Client Mobile Application

The mobile application is responsible for identifying plants, determining if the plant is invasive given the user's region, saving plant lists, and displaying information from both the API and Wikipedia.

  1. A mobile app user can sign up/in to the app or proceed as a guest. When a user signs up/in, the mobile app that runs on Flutter makes a request to the Cognito userpool, B1. Upon successful authentication, a token is returned by Cognito.
  2. The app then makes a request to the API Gateway on the /invasiveSpecies, /region, and /saveList endpoints, B2. Only the /saveList endpoint requires the token from B1 to be passed on to API Gateway.
  3. A request to the /saveList endpoint triggers the Lambda Authorizer, specifically the user Lambda Authorizer as shown in B3. Further explanation of the API Gateway can be found in the API Interaction section.

API Interaction

This section assumes that the request already authenticates accordingly from the two sections above.

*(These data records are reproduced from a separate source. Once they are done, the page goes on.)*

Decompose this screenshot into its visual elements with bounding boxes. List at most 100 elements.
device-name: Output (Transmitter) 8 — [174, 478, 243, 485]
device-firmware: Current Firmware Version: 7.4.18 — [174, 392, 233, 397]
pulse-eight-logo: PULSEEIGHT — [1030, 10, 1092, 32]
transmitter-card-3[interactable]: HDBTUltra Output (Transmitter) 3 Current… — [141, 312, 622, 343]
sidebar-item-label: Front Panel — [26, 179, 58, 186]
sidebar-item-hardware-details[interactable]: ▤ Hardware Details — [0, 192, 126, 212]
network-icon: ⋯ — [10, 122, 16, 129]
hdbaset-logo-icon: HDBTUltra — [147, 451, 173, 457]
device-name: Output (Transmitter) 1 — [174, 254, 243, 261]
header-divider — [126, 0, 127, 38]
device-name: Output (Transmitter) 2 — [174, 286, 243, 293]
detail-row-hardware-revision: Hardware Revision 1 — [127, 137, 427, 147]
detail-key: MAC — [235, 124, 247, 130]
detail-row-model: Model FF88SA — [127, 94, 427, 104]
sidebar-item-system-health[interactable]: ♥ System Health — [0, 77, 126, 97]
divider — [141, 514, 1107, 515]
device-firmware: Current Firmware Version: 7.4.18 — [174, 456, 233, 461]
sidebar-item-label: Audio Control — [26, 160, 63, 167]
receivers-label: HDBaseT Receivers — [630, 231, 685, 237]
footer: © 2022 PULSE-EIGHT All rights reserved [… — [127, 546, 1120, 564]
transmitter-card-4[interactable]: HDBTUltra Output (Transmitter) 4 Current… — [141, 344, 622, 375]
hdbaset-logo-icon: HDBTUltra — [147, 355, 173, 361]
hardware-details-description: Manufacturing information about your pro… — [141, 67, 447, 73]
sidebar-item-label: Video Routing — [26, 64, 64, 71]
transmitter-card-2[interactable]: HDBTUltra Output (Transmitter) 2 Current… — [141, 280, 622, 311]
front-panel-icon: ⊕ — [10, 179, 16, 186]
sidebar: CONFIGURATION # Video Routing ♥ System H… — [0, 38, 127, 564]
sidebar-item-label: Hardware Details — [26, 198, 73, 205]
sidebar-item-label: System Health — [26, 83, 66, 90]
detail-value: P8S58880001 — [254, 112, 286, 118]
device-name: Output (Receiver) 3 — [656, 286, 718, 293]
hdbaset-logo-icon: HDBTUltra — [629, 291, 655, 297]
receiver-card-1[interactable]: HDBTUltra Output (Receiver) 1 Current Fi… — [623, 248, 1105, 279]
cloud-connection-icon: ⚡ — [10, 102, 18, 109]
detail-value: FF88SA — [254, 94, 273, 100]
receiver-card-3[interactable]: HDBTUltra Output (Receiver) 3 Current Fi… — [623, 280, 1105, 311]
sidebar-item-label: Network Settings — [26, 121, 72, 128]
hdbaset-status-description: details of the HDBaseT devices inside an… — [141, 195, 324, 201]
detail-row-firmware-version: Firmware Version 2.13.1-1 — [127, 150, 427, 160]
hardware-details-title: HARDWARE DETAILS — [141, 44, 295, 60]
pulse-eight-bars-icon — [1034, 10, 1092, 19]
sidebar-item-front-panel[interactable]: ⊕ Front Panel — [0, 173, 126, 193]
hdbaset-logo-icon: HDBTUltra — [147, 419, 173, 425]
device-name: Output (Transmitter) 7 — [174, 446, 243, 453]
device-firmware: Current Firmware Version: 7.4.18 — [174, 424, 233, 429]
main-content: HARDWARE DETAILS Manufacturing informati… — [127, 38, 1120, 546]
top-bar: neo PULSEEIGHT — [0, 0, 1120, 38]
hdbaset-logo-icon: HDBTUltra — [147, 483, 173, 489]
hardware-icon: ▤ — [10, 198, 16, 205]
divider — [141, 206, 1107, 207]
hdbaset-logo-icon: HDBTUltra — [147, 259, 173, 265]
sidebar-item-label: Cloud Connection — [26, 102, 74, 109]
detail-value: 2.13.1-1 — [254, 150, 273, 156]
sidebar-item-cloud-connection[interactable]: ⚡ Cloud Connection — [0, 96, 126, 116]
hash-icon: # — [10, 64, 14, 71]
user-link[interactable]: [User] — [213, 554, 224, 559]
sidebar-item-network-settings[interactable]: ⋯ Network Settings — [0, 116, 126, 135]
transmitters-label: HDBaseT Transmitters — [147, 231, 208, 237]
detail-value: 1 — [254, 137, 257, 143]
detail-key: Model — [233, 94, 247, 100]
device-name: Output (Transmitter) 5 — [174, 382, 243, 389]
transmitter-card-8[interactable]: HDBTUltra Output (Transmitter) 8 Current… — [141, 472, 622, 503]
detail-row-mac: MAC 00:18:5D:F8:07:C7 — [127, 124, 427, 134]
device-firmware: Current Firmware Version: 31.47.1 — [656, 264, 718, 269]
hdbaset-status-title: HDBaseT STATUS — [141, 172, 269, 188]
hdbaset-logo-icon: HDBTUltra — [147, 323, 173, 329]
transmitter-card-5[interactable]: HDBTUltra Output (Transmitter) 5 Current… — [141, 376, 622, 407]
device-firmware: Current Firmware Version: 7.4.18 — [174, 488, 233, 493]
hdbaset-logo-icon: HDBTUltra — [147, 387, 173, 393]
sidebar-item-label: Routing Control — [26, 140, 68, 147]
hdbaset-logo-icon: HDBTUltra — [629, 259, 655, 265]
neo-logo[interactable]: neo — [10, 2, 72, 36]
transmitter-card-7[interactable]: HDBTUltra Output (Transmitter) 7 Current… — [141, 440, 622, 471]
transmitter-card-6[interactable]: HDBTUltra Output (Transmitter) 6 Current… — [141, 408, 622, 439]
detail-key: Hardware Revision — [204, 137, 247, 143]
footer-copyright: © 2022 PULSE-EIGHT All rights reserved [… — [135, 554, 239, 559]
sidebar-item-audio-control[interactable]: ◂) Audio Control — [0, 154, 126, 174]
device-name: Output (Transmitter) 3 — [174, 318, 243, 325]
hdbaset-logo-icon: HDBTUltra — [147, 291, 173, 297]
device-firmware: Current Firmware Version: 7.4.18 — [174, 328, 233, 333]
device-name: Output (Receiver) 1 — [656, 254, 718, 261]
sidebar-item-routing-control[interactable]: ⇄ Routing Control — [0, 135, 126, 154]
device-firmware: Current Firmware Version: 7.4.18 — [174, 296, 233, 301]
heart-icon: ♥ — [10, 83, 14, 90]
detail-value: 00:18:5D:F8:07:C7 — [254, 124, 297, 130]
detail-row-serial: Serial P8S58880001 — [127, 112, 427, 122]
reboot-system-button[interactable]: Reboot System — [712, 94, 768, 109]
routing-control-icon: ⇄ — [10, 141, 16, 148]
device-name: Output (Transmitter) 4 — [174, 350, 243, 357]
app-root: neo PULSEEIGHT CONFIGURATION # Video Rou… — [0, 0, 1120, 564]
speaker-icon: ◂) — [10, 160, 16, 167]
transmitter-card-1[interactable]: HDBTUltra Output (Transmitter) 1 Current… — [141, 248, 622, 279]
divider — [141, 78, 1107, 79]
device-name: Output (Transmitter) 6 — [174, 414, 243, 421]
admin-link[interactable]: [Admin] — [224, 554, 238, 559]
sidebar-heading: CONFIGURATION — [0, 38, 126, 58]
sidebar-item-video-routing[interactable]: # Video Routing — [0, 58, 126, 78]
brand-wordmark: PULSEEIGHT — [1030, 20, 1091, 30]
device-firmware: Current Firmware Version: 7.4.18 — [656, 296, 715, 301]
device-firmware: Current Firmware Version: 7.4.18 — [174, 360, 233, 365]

  1. Upon successful authentication, the API Gateway will forward the request to one of the lambda integrations.
  2. For requests related to RDS, the lambda integration will make a PostgreSQL (PSQL) call to RDS using Postgres and return the data accordingly, B4 -> B6.
  3. For requests related to loading data to S3, such as user-uploaded plant images, the lambda integration will request an upload link from S3, B5 -> B7. The client app can then make a PUT request to that URL to upload an image with the image as a body.